Лица солдат повеселели. Судьба их стала более определенной. На Степана теперь смотрели более снисходительно.

Доронин понимал: опасность для него не миновала не только там, на немецкой земле, но и здесь, на шхуне. Вдруг кому-то покажется, что мертвый Иоганн Форс будет более надежно молчать. С этим русским могут возникнуть очень неприятные неожиданности. По списку все будут налицо, а раненый Форс мог в пути скончаться.

На шхуне Доронин сидел на скамейке рядом с ротным. Когда совсем стемнело, выбросили за борт финна. Гауптман назначил три парные смены рулевых. Поручил ефрейтору Гольдбергу пунктуально менять смены и следить, чтоб не сбились с курса на запад, для чего от берега далеко не уходить.

К ночи похолодало, солдаты искали место для ночлега в кубрике. Гауптман предложил Доронину:

– Пойдем, там есть койка шкипера и одеяло, вдвоем поместимся.

Доронин спокойно ответил:

– Не засну я. Сам понимаешь, разные мысли в голове. Посижу здесь, подышу.

– Ну, дыши, – и ушел в кубрик.

А у Степана уже созревал следующий шаг спасения от смерти. Глядя на темный берег во мраке справа по борту, прикидывал: что там – Дания? Надо еще раз рискнуть: когда все угомонятся, а рулевым в будке его, сидящего на корме, не видно, тихонько скользнуть за борт и доплыть до берега. А там, как говорится, куда кривая судьбы вынесет. Главное сейчас – уйти от немцев.
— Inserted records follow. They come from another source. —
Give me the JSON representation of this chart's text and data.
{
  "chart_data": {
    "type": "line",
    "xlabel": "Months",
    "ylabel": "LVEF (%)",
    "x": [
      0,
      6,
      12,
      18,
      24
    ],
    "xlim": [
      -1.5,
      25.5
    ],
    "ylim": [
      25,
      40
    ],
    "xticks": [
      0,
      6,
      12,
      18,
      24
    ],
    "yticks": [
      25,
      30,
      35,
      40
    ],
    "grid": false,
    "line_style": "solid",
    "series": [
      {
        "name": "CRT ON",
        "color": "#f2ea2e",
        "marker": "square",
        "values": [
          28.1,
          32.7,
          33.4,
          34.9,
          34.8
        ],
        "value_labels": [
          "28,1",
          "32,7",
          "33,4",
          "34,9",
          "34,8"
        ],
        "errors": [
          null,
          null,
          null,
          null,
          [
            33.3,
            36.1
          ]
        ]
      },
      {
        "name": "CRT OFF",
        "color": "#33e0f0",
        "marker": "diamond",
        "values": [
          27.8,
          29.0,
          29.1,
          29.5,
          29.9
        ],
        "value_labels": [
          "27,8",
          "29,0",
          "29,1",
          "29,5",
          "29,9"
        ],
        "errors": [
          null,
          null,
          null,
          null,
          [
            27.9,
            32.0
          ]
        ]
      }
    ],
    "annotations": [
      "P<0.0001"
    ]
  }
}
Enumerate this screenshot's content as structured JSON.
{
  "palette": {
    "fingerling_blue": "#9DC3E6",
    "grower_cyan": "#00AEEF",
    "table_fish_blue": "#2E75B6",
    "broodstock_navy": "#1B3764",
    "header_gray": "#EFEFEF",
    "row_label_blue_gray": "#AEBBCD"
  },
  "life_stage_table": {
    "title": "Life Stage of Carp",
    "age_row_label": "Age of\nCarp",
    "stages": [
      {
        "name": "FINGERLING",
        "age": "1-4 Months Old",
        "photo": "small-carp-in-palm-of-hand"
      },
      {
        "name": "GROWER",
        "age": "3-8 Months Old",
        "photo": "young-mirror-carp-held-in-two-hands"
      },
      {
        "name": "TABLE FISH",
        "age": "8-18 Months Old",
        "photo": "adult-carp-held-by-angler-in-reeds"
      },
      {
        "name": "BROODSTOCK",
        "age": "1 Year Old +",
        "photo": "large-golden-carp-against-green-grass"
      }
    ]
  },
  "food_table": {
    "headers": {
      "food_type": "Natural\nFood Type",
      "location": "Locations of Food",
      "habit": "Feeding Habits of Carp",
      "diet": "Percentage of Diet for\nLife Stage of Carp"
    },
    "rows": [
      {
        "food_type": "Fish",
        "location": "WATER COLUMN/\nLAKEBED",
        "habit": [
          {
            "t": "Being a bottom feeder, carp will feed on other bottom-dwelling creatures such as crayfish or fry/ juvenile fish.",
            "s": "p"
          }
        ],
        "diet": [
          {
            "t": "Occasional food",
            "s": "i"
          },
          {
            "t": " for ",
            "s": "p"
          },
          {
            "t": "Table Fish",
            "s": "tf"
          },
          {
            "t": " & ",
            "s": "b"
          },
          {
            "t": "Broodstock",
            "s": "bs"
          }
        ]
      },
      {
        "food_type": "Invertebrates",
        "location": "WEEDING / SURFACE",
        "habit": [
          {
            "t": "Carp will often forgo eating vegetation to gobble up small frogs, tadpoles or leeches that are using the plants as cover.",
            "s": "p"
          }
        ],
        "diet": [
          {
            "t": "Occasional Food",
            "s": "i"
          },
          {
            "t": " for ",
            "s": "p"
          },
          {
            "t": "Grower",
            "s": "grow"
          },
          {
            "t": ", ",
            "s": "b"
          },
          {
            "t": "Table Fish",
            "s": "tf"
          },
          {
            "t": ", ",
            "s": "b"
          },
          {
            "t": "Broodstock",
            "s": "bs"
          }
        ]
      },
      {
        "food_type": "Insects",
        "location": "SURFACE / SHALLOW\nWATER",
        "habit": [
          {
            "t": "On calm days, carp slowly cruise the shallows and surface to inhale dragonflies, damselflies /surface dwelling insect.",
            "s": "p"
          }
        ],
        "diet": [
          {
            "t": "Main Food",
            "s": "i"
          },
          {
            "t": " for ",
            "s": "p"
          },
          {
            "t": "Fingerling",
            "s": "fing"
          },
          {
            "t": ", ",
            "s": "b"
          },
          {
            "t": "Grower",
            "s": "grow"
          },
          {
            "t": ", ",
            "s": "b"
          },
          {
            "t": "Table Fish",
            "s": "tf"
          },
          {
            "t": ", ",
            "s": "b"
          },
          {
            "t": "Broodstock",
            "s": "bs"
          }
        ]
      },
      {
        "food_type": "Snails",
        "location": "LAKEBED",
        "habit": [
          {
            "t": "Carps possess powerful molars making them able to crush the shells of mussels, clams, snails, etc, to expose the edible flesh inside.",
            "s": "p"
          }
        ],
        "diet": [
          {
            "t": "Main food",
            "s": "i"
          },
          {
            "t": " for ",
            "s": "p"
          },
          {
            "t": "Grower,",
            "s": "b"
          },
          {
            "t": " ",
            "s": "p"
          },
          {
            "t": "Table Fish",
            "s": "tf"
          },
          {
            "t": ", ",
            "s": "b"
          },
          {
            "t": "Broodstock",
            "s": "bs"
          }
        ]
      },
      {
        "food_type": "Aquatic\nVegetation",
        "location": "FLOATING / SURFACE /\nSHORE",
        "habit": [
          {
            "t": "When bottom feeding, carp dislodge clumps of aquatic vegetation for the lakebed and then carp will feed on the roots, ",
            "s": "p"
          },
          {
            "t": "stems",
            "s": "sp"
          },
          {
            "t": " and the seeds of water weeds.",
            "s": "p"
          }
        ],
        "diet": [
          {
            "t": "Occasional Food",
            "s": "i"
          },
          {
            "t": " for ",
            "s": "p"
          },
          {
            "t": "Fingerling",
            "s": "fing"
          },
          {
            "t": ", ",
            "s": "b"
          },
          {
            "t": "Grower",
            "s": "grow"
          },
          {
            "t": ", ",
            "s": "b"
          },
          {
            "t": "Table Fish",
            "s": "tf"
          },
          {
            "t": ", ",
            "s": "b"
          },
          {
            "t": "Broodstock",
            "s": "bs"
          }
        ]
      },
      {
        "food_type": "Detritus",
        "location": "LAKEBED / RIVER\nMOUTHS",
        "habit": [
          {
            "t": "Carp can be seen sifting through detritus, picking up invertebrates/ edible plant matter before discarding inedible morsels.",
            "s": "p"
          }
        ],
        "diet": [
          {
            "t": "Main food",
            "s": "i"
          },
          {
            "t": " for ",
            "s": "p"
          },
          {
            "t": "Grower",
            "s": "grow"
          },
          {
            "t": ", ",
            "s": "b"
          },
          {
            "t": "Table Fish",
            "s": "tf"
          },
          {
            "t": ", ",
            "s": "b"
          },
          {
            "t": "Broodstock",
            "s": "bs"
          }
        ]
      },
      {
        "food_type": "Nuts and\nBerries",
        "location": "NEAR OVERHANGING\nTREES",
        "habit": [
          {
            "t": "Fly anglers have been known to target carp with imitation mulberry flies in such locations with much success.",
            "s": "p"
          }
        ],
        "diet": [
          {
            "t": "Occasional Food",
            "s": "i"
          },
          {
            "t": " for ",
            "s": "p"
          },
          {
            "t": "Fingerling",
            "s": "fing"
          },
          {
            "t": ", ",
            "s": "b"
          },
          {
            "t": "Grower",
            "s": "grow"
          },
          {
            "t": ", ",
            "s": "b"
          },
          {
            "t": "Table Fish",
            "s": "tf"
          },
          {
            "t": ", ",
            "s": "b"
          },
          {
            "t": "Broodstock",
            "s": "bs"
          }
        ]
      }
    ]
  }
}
Ждал долго, поглядывал – не следят ли за ним тайком откуда-нибудь. Не торопясь, уложил документы, чтоб не промокли, в рыбачью панаму, которая валялась под скамейкой, сунул ее за пазуху, поближе к горлу. И еще раз мысленно сказав: «Помоги, Господи», – тихо перевалился за борт.

Холодная вода обожгла не сразу, сначала она впиталась в одежду и только потом стала сковывать все тело. Недолго постоял в воде без движения, подождал, чтобы черная корма шхуны отдалилась. И быстро поплыл к берегу, стараясь этим хоть немного разогреться.

…До берега он доплыл.

Как сложилась судьба капитана Доронина Степана после этой постигшей его в конце войны трагедии, мне не известно. Наверное, в ней было немало разных зигзагов. Если я о нем когда-нибудь узнаю какие-то подробности, продолжу рассказ, но будет это повествование уже совсем о другой «се ля ви».

Загрузка...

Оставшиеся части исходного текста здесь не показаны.